I don’t know where to begin. At least friends I have had since the demise of my husband. Never have I thought real friends would come out of the woodwork whereas those who were constantly in my life when my husband was around gone without a trace. In the same context, they’ve never been friends anyway had I met them as a single woman so there is the answer.
I won’t mention names but those who are my awesome friends that I’m beyond amazed are here today with me and oh how i feel so grateful and lucky to have them in my life. May God bless their lives all the way, they’re champions of genuine friendships without motive behind their profound gestures of love and care. They are friends I wish anyone could have because they are there when I need them the most.
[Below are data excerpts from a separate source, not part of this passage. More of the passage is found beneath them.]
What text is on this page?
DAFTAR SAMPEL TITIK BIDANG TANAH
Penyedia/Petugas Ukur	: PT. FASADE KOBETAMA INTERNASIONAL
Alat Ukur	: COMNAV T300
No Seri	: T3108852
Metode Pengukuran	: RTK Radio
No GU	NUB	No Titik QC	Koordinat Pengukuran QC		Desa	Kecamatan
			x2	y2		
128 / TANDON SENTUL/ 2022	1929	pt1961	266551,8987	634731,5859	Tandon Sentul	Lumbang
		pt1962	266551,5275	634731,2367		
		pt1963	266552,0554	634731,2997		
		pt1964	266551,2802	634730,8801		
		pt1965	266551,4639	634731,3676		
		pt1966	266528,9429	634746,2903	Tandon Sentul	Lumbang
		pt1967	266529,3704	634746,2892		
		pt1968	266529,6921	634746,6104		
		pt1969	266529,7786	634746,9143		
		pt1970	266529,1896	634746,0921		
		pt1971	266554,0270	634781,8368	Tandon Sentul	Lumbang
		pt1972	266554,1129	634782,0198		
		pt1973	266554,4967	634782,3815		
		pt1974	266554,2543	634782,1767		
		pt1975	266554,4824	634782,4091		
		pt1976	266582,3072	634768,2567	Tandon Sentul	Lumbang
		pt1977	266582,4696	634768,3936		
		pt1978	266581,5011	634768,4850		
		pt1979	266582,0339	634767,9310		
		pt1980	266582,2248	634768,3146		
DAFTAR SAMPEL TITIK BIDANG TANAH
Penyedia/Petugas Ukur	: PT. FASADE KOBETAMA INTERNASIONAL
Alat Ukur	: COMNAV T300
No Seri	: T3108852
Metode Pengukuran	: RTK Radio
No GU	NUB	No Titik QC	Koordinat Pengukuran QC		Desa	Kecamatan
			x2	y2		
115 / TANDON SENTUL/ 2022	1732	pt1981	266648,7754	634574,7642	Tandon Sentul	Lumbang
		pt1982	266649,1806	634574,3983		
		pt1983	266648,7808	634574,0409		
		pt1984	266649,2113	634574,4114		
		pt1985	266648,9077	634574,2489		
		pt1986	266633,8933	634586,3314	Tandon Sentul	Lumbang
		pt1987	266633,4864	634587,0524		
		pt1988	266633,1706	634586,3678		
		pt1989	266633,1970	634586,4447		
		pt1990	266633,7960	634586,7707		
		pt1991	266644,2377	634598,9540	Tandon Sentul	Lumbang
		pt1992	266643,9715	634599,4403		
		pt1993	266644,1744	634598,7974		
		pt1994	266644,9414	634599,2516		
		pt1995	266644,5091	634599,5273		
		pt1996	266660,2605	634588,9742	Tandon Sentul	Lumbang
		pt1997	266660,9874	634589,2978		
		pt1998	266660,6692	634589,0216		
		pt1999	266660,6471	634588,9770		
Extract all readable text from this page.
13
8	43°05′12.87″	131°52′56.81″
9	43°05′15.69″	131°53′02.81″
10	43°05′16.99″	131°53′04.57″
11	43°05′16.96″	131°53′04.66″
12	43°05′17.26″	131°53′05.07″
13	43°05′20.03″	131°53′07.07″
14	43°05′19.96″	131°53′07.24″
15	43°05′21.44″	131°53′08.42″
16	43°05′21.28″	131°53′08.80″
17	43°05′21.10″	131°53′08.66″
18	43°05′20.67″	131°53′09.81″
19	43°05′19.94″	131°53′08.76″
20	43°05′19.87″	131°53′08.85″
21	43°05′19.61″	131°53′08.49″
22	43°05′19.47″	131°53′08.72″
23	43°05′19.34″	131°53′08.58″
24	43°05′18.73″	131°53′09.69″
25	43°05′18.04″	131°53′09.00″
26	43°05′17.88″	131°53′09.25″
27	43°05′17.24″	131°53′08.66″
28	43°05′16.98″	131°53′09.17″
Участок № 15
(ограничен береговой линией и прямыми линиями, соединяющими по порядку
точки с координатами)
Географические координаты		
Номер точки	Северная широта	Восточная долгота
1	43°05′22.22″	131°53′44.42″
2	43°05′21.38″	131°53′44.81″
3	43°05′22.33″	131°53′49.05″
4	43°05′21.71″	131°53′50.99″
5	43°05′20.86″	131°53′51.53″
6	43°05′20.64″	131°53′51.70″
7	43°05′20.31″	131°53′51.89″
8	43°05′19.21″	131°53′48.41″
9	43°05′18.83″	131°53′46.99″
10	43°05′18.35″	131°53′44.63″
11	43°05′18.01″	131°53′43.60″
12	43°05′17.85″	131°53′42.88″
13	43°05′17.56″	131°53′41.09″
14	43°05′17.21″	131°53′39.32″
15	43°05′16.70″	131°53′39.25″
They don’t take the time right when I am down, to take the opportunity to make me feel lost even more.
I see some who on the moment i need the support, use that time to reprimand you. Or those who start to make you feel guilty only because they make an issue out of their own incompetence to comprehend amply and start to make you walk on eggshell for their interpretation out of their own invented assumption.
Then these kinds of so called “friends” are not your true genuine friends even if they help you, oh yes, but with that hidden motive of making you having to justify your action of your words.
A shame really.
So that’s my take on friendship. It has to be take and give without one trying to make the other inferior or superior. It has to create the feel of ease, fun, understanding, respect and the joy of being a friend of each other.